As you can see, I have selected 8 bytes in total, of which we can use 6 bytes. The first 06 is the number of bytes we use, and the last 0 is the end of the string. Let’s convert them:

hexadecimal 3C 69 6E 69 74 3E
The decimal system 60 105 110 105 116 62
ASCII < i n i t >

Online base conversion table

Online ASCII comparison table

In this way we can find the hexadecimal string and convert it to the corresponding string.

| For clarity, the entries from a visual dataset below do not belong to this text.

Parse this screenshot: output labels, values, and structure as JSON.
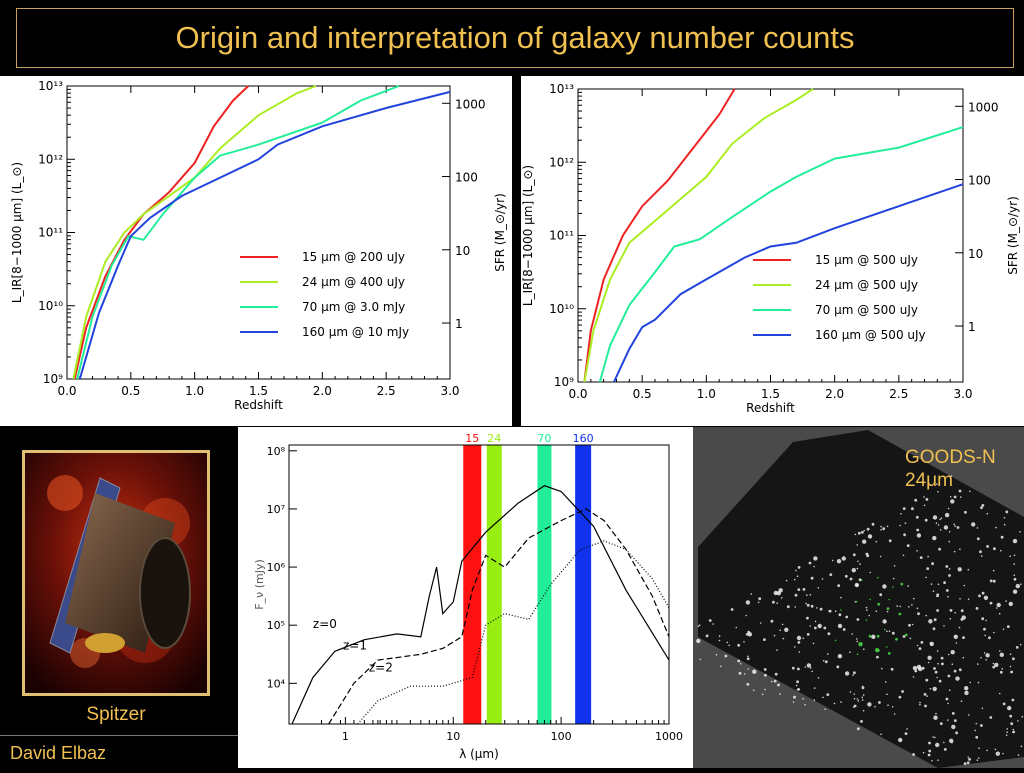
{
  "slide": {
    "title": "Origin and interpretation of galaxy number counts",
    "caption": "Spitzer",
    "author": "David Elbaz",
    "image_label_line1": "GOODS-N",
    "image_label_line2": "24μm"
  },
  "colors": {
    "title": "#f0c050",
    "red": "#ee2222",
    "yellowgreen": "#aaee22",
    "cyan": "#22ee99",
    "blue": "#2244dd"
  },
  "chart_data": [
    {
      "type": "line",
      "xlabel": "Redshift",
      "ylabel": "L_IR[8−1000 μm] (L_⊙)",
      "ylabel_right": "SFR (M_⊙/yr)",
      "xlim": [
        0,
        3
      ],
      "ylim_log": [
        9,
        13
      ],
      "x_ticks": [
        "0.0",
        "0.5",
        "1.0",
        "1.5",
        "2.0",
        "2.5",
        "3.0"
      ],
      "y_ticks": [
        "10⁹",
        "10¹⁰",
        "10¹¹",
        "10¹²",
        "10¹³"
      ],
      "y_right_ticks": [
        "1",
        "10",
        "100",
        "1000"
      ],
      "series": [
        {
          "name": "15 μm @ 200 uJy",
          "color": "#ee2222",
          "points": [
            [
              0.06,
              9
            ],
            [
              0.15,
              9.7
            ],
            [
              0.3,
              10.4
            ],
            [
              0.45,
              10.9
            ],
            [
              0.6,
              11.25
            ],
            [
              0.8,
              11.55
            ],
            [
              1.0,
              11.95
            ],
            [
              1.15,
              12.45
            ],
            [
              1.3,
              12.8
            ],
            [
              1.42,
              13
            ]
          ]
        },
        {
          "name": "24 μm @ 400 uJy",
          "color": "#aaee22",
          "points": [
            [
              0.05,
              9
            ],
            [
              0.15,
              9.85
            ],
            [
              0.3,
              10.6
            ],
            [
              0.45,
              11.0
            ],
            [
              0.6,
              11.25
            ],
            [
              0.8,
              11.5
            ],
            [
              1.0,
              11.75
            ],
            [
              1.2,
              12.15
            ],
            [
              1.5,
              12.6
            ],
            [
              1.8,
              12.9
            ],
            [
              1.95,
              13
            ]
          ]
        },
        {
          "name": "70 μm @ 3.0 mJy",
          "color": "#22ee99",
          "points": [
            [
              0.08,
              9
            ],
            [
              0.2,
              9.85
            ],
            [
              0.35,
              10.55
            ],
            [
              0.48,
              10.95
            ],
            [
              0.6,
              10.9
            ],
            [
              0.75,
              11.25
            ],
            [
              1.0,
              11.75
            ],
            [
              1.2,
              12.05
            ],
            [
              1.5,
              12.2
            ],
            [
              2.0,
              12.5
            ],
            [
              2.3,
              12.8
            ],
            [
              2.6,
              13
            ]
          ]
        },
        {
          "name": "160 μm @ 10 mJy",
          "color": "#2244dd",
          "points": [
            [
              0.1,
              9
            ],
            [
              0.25,
              9.9
            ],
            [
              0.4,
              10.55
            ],
            [
              0.5,
              10.95
            ],
            [
              0.65,
              11.2
            ],
            [
              0.9,
              11.5
            ],
            [
              1.2,
              11.75
            ],
            [
              1.5,
              12.0
            ],
            [
              1.65,
              12.2
            ],
            [
              2.0,
              12.45
            ],
            [
              2.5,
              12.7
            ],
            [
              3.0,
              12.92
            ]
          ]
        }
      ]
    },
    {
      "type": "line",
      "xlabel": "Redshift",
      "ylabel": "L_IR[8−1000 μm] (L_⊙)",
      "ylabel_right": "SFR (M_⊙/yr)",
      "xlim": [
        0,
        3
      ],
      "ylim_log": [
        9,
        13
      ],
      "x_ticks": [
        "0.0",
        "0.5",
        "1.0",
        "1.5",
        "2.0",
        "2.5",
        "3.0"
      ],
      "y_ticks": [
        "10⁹",
        "10¹⁰",
        "10¹¹",
        "10¹²",
        "10¹³"
      ],
      "y_right_ticks": [
        "1",
        "10",
        "100",
        "1000"
      ],
      "series": [
        {
          "name": "15 μm @ 500 uJy",
          "color": "#ee2222",
          "points": [
            [
              0.05,
              9
            ],
            [
              0.1,
              9.7
            ],
            [
              0.2,
              10.4
            ],
            [
              0.35,
              11.0
            ],
            [
              0.5,
              11.4
            ],
            [
              0.7,
              11.75
            ],
            [
              0.9,
              12.2
            ],
            [
              1.1,
              12.65
            ],
            [
              1.22,
              13
            ]
          ]
        },
        {
          "name": "24 μm @ 500 uJy",
          "color": "#aaee22",
          "points": [
            [
              0.05,
              9
            ],
            [
              0.12,
              9.7
            ],
            [
              0.25,
              10.4
            ],
            [
              0.4,
              10.9
            ],
            [
              0.6,
              11.2
            ],
            [
              0.8,
              11.5
            ],
            [
              1.0,
              11.8
            ],
            [
              1.2,
              12.25
            ],
            [
              1.45,
              12.6
            ],
            [
              1.7,
              12.85
            ],
            [
              1.83,
              13
            ]
          ]
        },
        {
          "name": "70 μm @ 500 uJy",
          "color": "#22ee99",
          "points": [
            [
              0.17,
              9
            ],
            [
              0.25,
              9.5
            ],
            [
              0.4,
              10.05
            ],
            [
              0.6,
              10.5
            ],
            [
              0.75,
              10.85
            ],
            [
              0.95,
              10.95
            ],
            [
              1.2,
              11.25
            ],
            [
              1.5,
              11.6
            ],
            [
              1.7,
              11.8
            ],
            [
              2.0,
              12.05
            ],
            [
              2.5,
              12.2
            ],
            [
              3.0,
              12.48
            ]
          ]
        },
        {
          "name": "160 μm @ 500 uJy",
          "color": "#2244dd",
          "points": [
            [
              0.28,
              9
            ],
            [
              0.4,
              9.45
            ],
            [
              0.5,
              9.75
            ],
            [
              0.6,
              9.85
            ],
            [
              0.8,
              10.2
            ],
            [
              1.0,
              10.4
            ],
            [
              1.3,
              10.7
            ],
            [
              1.5,
              10.85
            ],
            [
              1.7,
              10.9
            ],
            [
              2.0,
              11.1
            ],
            [
              2.5,
              11.4
            ],
            [
              3.0,
              11.7
            ]
          ]
        }
      ]
    },
    {
      "type": "line",
      "xlabel": "λ (μm)",
      "ylabel": "F_ν (mJy)",
      "xscale": "log",
      "yscale": "log",
      "xlim": [
        0.3,
        1000
      ],
      "ylim_log": [
        3.3,
        8.1
      ],
      "x_ticks": [
        "1",
        "10",
        "100",
        "1000"
      ],
      "y_ticks": [
        "10⁴",
        "10⁵",
        "10⁶",
        "10⁷",
        "10⁸"
      ],
      "bands": [
        {
          "label": "15",
          "lambda": 15,
          "color": "#ff1111"
        },
        {
          "label": "24",
          "lambda": 24,
          "color": "#99ee11"
        },
        {
          "label": "70",
          "lambda": 70,
          "color": "#22ee99"
        },
        {
          "label": "160",
          "lambda": 160,
          "color": "#1133ee"
        }
      ],
      "series": [
        {
          "name": "z=0",
          "style": "solid",
          "points": [
            [
              0.32,
              3.3
            ],
            [
              0.5,
              4.1
            ],
            [
              0.8,
              4.55
            ],
            [
              1.5,
              4.75
            ],
            [
              3,
              4.85
            ],
            [
              5,
              4.8
            ],
            [
              6,
              5.5
            ],
            [
              7,
              6.0
            ],
            [
              8,
              5.2
            ],
            [
              10,
              5.4
            ],
            [
              12,
              6.1
            ],
            [
              20,
              6.6
            ],
            [
              40,
              7.1
            ],
            [
              70,
              7.4
            ],
            [
              100,
              7.3
            ],
            [
              200,
              6.7
            ],
            [
              400,
              5.6
            ],
            [
              1000,
              4.4
            ]
          ]
        },
        {
          "name": "z=1",
          "style": "dashed",
          "points": [
            [
              0.7,
              3.3
            ],
            [
              1.2,
              4.0
            ],
            [
              2,
              4.4
            ],
            [
              5,
              4.5
            ],
            [
              8,
              4.6
            ],
            [
              12,
              4.8
            ],
            [
              15,
              5.6
            ],
            [
              20,
              6.2
            ],
            [
              30,
              6.0
            ],
            [
              50,
              6.5
            ],
            [
              100,
              6.8
            ],
            [
              170,
              7.0
            ],
            [
              250,
              6.8
            ],
            [
              400,
              6.3
            ],
            [
              700,
              5.5
            ],
            [
              1000,
              4.8
            ]
          ]
        },
        {
          "name": "z=2",
          "style": "dotted",
          "points": [
            [
              1.3,
              3.3
            ],
            [
              2,
              3.7
            ],
            [
              4,
              3.95
            ],
            [
              8,
              3.95
            ],
            [
              15,
              4.1
            ],
            [
              20,
              5.0
            ],
            [
              30,
              5.2
            ],
            [
              50,
              5.1
            ],
            [
              80,
              5.7
            ],
            [
              150,
              6.3
            ],
            [
              250,
              6.45
            ],
            [
              400,
              6.3
            ],
            [
              700,
              5.8
            ],
            [
              1000,
              5.3
            ]
          ]
        }
      ],
      "annotations": [
        "z=0",
        "z=1",
        "z=2"
      ]
    }
  ]
}
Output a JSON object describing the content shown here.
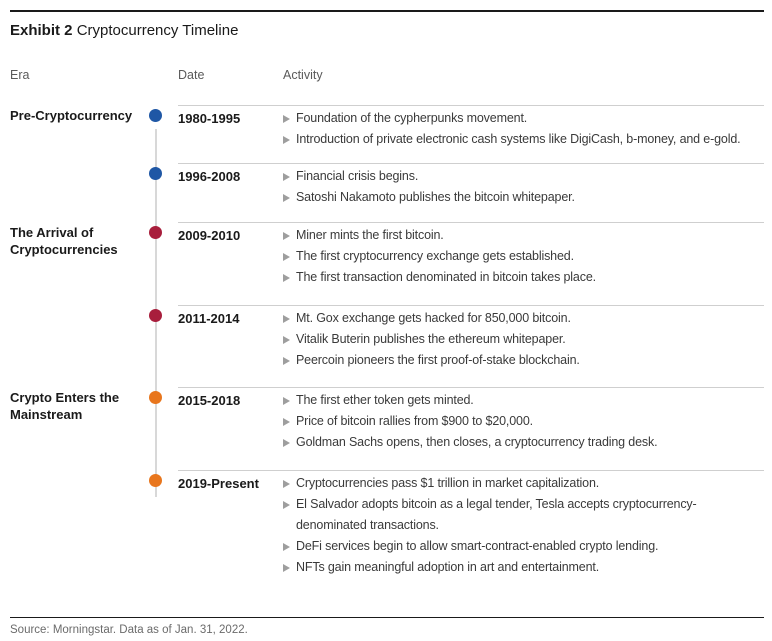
{
  "exhibit": {
    "label": "Exhibit 2",
    "title": "Cryptocurrency Timeline"
  },
  "columns": {
    "era": "Era",
    "date": "Date",
    "activity": "Activity"
  },
  "groups": [
    {
      "era": "Pre-Cryptocurrency",
      "date": "1980-1995",
      "dot_color": "#1f57a5",
      "activities": [
        "Foundation of the cypherpunks movement.",
        "Introduction of private electronic cash systems like DigiCash, b-money, and e-gold."
      ]
    },
    {
      "era": "",
      "date": "1996-2008",
      "dot_color": "#1f57a5",
      "activities": [
        "Financial crisis begins.",
        "Satoshi Nakamoto publishes the bitcoin whitepaper."
      ]
    },
    {
      "era": "The Arrival of Cryptocurrencies",
      "date": "2009-2010",
      "dot_color": "#a81e3c",
      "activities": [
        "Miner mints the first bitcoin.",
        "The first cryptocurrency exchange gets established.",
        "The first transaction denominated in bitcoin takes place."
      ]
    },
    {
      "era": "",
      "date": "2011-2014",
      "dot_color": "#a81e3c",
      "activities": [
        "Mt. Gox exchange gets hacked for 850,000 bitcoin.",
        "Vitalik Buterin publishes the ethereum whitepaper.",
        "Peercoin pioneers the first proof-of-stake blockchain."
      ]
    },
    {
      "era": "Crypto Enters the Mainstream",
      "date": "2015-2018",
      "dot_color": "#e8761d",
      "activities": [
        "The first ether token gets minted.",
        "Price of bitcoin rallies from $900 to $20,000.",
        "Goldman Sachs opens, then closes, a cryptocurrency trading desk."
      ]
    },
    {
      "era": "",
      "date": "2019-Present",
      "dot_color": "#e8761d",
      "activities": [
        "Cryptocurrencies pass $1 trillion in market capitalization.",
        "El Salvador adopts bitcoin as a legal tender, Tesla accepts cryptocurrency-denominated transactions.",
        "DeFi services begin to allow smart-contract-enabled crypto lending.",
        "NFTs gain meaningful adoption in art and entertainment."
      ]
    }
  ],
  "source": "Source: Morningstar. Data as of Jan. 31, 2022.",
  "colors": {
    "era_blue": "#1f57a5",
    "era_red": "#a81e3c",
    "era_orange": "#e8761d",
    "timeline_line": "#d8d8d8",
    "bullet_gray": "#9e9e9e",
    "rule_dark": "#1a1a1a"
  }
}
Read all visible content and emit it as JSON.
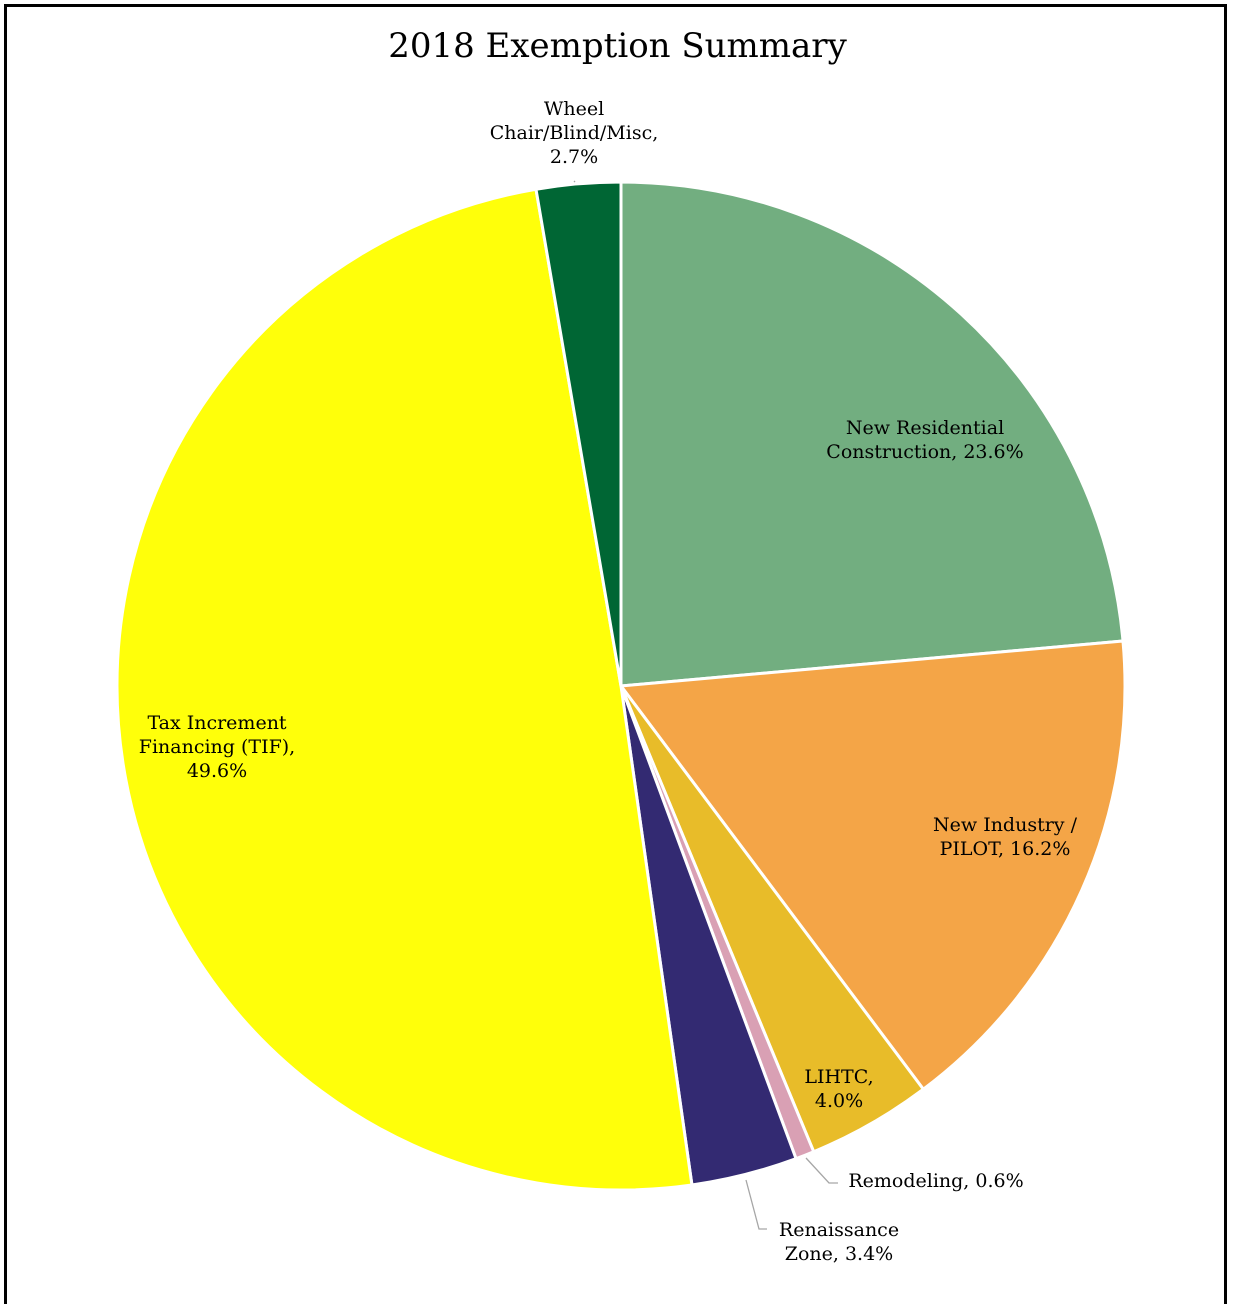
{
  "chart_data": {
    "type": "pie",
    "title": "2018 Exemption Summary",
    "slices": [
      {
        "label": "New Residential Construction",
        "value": 23.6,
        "display": "23.6%",
        "color": "#72ae80"
      },
      {
        "label": "New Industry / PILOT",
        "value": 16.2,
        "display": "16.2%",
        "color": "#f4a547"
      },
      {
        "label": "LIHTC",
        "value": 4.0,
        "display": "4.0%",
        "color": "#e8bc29"
      },
      {
        "label": "Remodeling",
        "value": 0.6,
        "display": "0.6%",
        "color": "#d9a0b4"
      },
      {
        "label": "Renaissance Zone",
        "value": 3.4,
        "display": "3.4%",
        "color": "#332a72"
      },
      {
        "label": "Tax Increment Financing (TIF)",
        "value": 49.6,
        "display": "49.6%",
        "color": "#ffff0a"
      },
      {
        "label": "Wheel Chair/Blind/Misc",
        "value": 2.7,
        "display": "2.7%",
        "color": "#006634"
      }
    ],
    "legend": "none"
  }
}
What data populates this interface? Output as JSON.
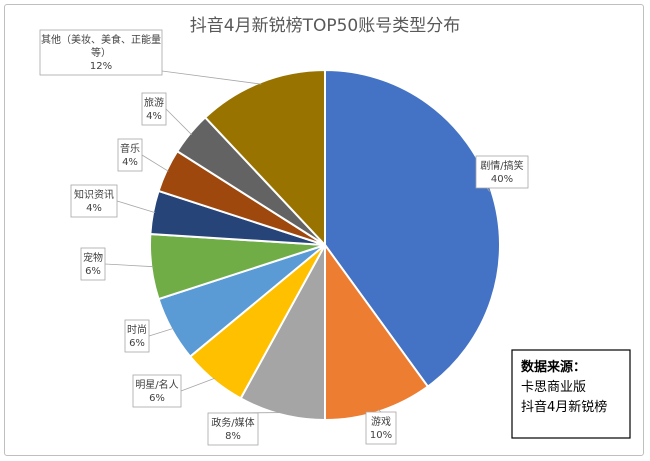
{
  "chart_data": {
    "type": "pie",
    "title": "抖音4月新锐榜TOP50账号类型分布",
    "slices": [
      {
        "name": "剧情/搞笑",
        "value": 40,
        "label": "40%",
        "color": "#4472C4"
      },
      {
        "name": "游戏",
        "value": 10,
        "label": "10%",
        "color": "#ED7D31"
      },
      {
        "name": "政务/媒体",
        "value": 8,
        "label": "8%",
        "color": "#A5A5A5"
      },
      {
        "name": "明星/名人",
        "value": 6,
        "label": "6%",
        "color": "#FFC000"
      },
      {
        "name": "时尚",
        "value": 6,
        "label": "6%",
        "color": "#5B9BD5"
      },
      {
        "name": "宠物",
        "value": 6,
        "label": "6%",
        "color": "#70AD47"
      },
      {
        "name": "知识资讯",
        "value": 4,
        "label": "4%",
        "color": "#264478"
      },
      {
        "name": "音乐",
        "value": 4,
        "label": "4%",
        "color": "#9E480E"
      },
      {
        "name": "旅游",
        "value": 4,
        "label": "4%",
        "color": "#636363"
      },
      {
        "name": "其他（美妆、美食、正能量等）",
        "value": 12,
        "label": "12%",
        "color": "#997300"
      }
    ],
    "legend": "none"
  },
  "note": {
    "title": "数据来源：",
    "lines": [
      "卡思商业版",
      "抖音4月新锐榜"
    ]
  }
}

Everything else is the same, we don’t need to look like this, in fact, we can directly find the corresponding value in the index area. Take this example above:

This number starts with 163, because he doesn’t have the 06 in front of him, which means he’s going to need at least six more.

That’s pretty much all the way down from 9. The above method can be used to find the specific location.

The index area

Type index:

Such as Hellow class index, Object index, String index. These are all the references that we have.

Method prototype Index:

Field index:

Method index:

The e above main method, printStream printing method, etc. It records the method index referenced by the current class and the inherited method index

Types of index:

Index all classes in the entire dex file

The map list:

It is a check on the entire header file

Data area

The value of each index is the data.

Finally, take a look at the unlikely format of the entire dex

Difference between Class and Dex

Each class file is a table. This file only records the current Java information.

Dex divides the file into three areas that store information about all the Java files in the project, so dex takes advantage as the class grows. He only needs a DEX file, many areas can be reused, reducing the size of the DEX file.

In essence, they are the same, dex evolved from the class file, but there is a lot of redundant information in CalSS, dex removed the redundant information, and integrated


If this article is helpful to your place, we are honored, if there are mistakes and questions in the article, welcome to put forward!